In this talk, we explore the fundamental information theoretic limits of communication in the presence of an eavesdropper when even the knowledge that there is communication taking place is of critical importance. One example of such scenario could be a whistleblower (say, Alice) wanting to communicate deniably to the outside world (say, Bob) knowing that even a suspicion of communication by the eavesdropper (say, Willie) could have dire consequences. Under this communication scenario, three things are desirable – (a) the message be reliably decoded by Bob, (b) the communication be deniable to Willie, i.e., the active distribution of codewords doesn’t look too different from an innocent communication, and (c) the message be secure from Willie.
We consider two potential tricks that Alice has at her disposal – pretending innocence and hiding in noise. To showcase the power of the first trick, we consider a simple network of parallel links. Bob gets to see the output of all the links, but Willie only sees an unknown subset of them. Alice is given a fixed innocent distribution and has to design the codebook such that the active distribution mimics the innocent distribution on the subset observed by Willie. We calculate the capacity under this setting and show that by exploiting the fact that Bob gets to see more links than Willie, Alice can talk both deniably and hidably to Bob at a positive rate.
In our second setting, we showcase how Alice could also exploit channel noise as a resource. As an example, we consider Alice transmitting over a Binary Symmetric Channel such that the noise to Bob is smaller than the noise to Willie and the innocent transmission status for Alice is all 0’s. By exploiting the statistical nature of the noise, we show that Alice can still communicate deniably and hidably with Bob, though at a sublinear rate of O(1/sqrt(n)).

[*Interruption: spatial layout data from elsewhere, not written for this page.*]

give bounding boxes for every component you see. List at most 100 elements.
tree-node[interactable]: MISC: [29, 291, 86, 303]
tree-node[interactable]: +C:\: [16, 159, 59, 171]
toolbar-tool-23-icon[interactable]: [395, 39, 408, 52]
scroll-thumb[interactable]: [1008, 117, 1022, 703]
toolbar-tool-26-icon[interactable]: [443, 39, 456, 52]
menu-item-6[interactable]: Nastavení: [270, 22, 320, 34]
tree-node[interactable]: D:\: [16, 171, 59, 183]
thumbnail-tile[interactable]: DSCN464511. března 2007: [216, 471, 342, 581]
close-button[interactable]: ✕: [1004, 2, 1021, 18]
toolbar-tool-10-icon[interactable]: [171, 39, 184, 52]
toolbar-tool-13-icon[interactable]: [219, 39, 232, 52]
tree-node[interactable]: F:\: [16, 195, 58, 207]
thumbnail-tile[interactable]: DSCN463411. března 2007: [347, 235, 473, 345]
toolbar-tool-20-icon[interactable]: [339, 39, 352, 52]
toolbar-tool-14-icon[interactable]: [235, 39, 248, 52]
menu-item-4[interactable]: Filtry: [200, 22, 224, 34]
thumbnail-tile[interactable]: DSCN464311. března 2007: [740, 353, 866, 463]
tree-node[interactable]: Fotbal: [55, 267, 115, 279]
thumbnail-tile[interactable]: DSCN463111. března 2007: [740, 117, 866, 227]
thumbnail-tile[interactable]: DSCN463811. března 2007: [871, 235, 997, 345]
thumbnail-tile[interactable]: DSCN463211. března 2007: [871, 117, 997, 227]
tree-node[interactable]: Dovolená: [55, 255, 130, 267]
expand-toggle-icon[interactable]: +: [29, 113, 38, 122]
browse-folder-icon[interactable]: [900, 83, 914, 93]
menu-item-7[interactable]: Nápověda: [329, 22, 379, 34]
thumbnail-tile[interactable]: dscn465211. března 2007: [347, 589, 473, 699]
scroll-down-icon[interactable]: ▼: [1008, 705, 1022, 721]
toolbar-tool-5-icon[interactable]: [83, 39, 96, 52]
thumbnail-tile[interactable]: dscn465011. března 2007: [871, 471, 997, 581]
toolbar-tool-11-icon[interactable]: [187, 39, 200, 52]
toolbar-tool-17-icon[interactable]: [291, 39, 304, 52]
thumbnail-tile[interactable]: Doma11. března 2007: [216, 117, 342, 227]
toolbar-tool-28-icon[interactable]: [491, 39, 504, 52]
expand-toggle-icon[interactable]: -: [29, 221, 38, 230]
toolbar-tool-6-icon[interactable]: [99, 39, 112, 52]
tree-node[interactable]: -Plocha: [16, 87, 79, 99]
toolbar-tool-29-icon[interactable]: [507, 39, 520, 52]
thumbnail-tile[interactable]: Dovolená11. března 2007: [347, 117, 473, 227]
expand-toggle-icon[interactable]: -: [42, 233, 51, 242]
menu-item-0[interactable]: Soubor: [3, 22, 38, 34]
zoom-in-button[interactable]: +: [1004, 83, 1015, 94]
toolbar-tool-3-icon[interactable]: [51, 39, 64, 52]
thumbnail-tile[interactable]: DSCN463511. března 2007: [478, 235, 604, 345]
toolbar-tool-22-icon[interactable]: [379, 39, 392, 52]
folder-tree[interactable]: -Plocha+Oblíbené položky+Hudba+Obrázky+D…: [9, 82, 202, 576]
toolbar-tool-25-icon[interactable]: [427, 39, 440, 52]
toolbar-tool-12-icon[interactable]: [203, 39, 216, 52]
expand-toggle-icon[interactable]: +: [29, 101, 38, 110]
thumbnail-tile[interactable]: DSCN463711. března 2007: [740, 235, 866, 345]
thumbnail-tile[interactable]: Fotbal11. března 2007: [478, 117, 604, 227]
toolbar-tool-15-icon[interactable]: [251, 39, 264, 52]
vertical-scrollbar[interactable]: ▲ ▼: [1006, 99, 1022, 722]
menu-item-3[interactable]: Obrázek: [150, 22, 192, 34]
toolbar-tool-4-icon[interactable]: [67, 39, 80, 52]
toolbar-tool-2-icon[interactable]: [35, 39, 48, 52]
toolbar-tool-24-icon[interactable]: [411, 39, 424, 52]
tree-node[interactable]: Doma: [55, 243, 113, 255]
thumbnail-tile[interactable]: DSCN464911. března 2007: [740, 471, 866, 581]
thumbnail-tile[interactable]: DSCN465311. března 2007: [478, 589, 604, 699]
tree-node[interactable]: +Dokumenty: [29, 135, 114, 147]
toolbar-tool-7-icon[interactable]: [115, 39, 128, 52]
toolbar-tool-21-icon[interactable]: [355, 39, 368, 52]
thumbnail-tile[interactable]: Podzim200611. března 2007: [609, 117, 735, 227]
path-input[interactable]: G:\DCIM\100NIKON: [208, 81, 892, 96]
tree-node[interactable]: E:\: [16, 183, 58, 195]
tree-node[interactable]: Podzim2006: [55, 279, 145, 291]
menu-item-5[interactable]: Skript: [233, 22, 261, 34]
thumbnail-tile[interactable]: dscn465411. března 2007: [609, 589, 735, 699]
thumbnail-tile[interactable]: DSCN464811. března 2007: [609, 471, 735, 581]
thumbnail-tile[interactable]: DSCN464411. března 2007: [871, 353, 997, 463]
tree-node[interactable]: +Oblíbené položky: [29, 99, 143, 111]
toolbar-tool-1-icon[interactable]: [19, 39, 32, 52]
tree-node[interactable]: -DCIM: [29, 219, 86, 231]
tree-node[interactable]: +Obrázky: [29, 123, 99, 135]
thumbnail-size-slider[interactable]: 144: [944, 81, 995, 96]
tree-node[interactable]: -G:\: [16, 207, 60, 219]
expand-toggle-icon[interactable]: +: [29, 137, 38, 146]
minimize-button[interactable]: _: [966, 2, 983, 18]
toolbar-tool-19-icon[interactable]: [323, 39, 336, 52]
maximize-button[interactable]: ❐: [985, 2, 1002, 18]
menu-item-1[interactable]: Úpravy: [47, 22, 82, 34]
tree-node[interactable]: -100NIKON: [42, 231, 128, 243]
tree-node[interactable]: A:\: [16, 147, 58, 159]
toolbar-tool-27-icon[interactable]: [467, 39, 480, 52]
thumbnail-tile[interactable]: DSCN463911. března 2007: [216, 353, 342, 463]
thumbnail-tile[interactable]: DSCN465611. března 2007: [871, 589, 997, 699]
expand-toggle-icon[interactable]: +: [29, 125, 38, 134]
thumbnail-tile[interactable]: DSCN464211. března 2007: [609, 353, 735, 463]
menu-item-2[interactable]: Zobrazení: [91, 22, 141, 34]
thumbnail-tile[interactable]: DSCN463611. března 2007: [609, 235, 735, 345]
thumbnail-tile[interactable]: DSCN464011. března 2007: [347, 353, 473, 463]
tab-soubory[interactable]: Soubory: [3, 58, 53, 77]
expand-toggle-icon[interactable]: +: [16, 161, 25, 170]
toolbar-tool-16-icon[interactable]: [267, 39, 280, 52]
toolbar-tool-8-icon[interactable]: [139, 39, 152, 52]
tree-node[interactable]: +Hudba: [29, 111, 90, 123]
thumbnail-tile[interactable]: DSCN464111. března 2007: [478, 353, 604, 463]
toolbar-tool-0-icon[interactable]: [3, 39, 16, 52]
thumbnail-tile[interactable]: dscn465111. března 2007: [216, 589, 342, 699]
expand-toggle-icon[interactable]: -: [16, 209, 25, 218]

In the last part of this talk, I briefly mention a new secrecy metric that we call “Super-strong secrecy” that naturally arises out of our formulation of the deniability problem. Although, this metric may be strictly stronger than the commonly considered information-theoretic notion of strong secrecy, it turns out that for the class of weakly symmetric channels, there is no penalty in rate by demanding this stronger secrecy metric.
Joint work with Pak Hou Che, Swanand Kadhe, Prof Sidharth Jaggi, Prof Alex Sprintson, and Prof Chung Chan.
Dr. Mayank Bakshi is a postdoctoral fellow at the Chinese University of Hong Kong. He finished his PhD in Electrical Engineering from California Institute of Technology in 2011. Prior to that, he finished his Master and Bachelor degree at Indian Institute of Technology Kanpur in 2005 and 2003 respectively. His research focuses on Network Coding, Network Security, and Sparse Recovery.